"More women are going to the news stand than they were last year," said Claire Sanderson, editor in chief, Women's Health UK, speaking at the PPA Festival in London last week.

"The house of Women's Health wouldn't exist without its strong print foundation – it is the tangible product and everything basks in its glow."

The publisher has enjoyed five years of consecutive profit growth, and relies on its magazine to provide the strong core of the brand, which holds the values its audience relates to.

Sanderson explained that readers have placed their trust specifically with the print magazine, alluding to a recent survey by the Edelman Trust Barometer which found 70 per cent trust magazine media as opposed to 30 per cent trusting social, with 53 per cent of people worried about being exposed to disinformation online.

"Trust to our brand is paramount," she said.

"We are talking about their health, and so empowering them to make changes to their lifestyles requires a deep level of trust."

Once audiences trust the print product, she continued, the publisher is able to extend that relationship into social media and continue to engage with them online. This is the approach the team has followed with its new app, WH Transform, which launched last week costing £48.

The magazine's cover stars boost the publisher's presence online, as they go on to promote the edition to their own audiences.

"The social media fitness stars are shifting copies by the bucket-load – these women have a hugely engaged, fanatical following of millions," she said.

"They go on one-woman PR campaigns to promote us – it's impossible to quantify the amount of targeting and PR we get from this.

"And some of their audience are quite young, so we are able to interest them into the print magazine."

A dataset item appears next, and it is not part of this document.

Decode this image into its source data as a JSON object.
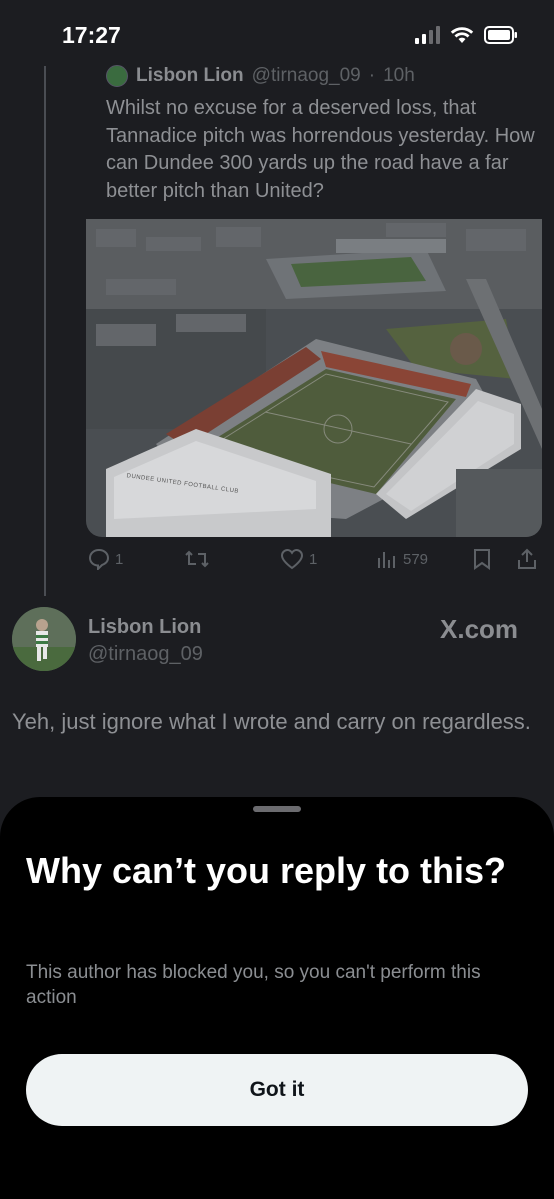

Claire Sanderson speaks to delegates at the PPA Festival

Through a variety of campaigns such as In Shape My Shape, where Women's Health gave away body-positivity slogan cards to readers, they have been able to boost their presence online by asking readers to tag the magazines in photographs.

"We are thinking in 360 all of the time, so wanted to create a social media buzz – and we could not have predicted how successful it would be," she said.

"Just from the top 20 celebs and influencers sharing these cards and the hashtag, it reached 49 million people – it really does prove the power of the news stand when it is working successfully with digital."

Another example of a campaign that launched in print and then moved on to social media was My Strong Mind, a project designed to draw attention to mental health by interviewing women at the top of their game who have all overcome struggles in the past.

They asked readers to log into Instagram to post with the hashtag #MyStrongMind to talk about what keeps their minds focused. Instagram was so impressed with their messaging that the team invited Women's Health to a live panel discussion with some of the women that took part in the feature.

It was one of the highest ranking global live streams on the platform that day.

"What started as a print idea went global," she said.

"Women are going to the news stand in droves – we are empowering them, and this approach is working. They are coming to our events, downloading our apps and buying our products, and that is the power of the news stand."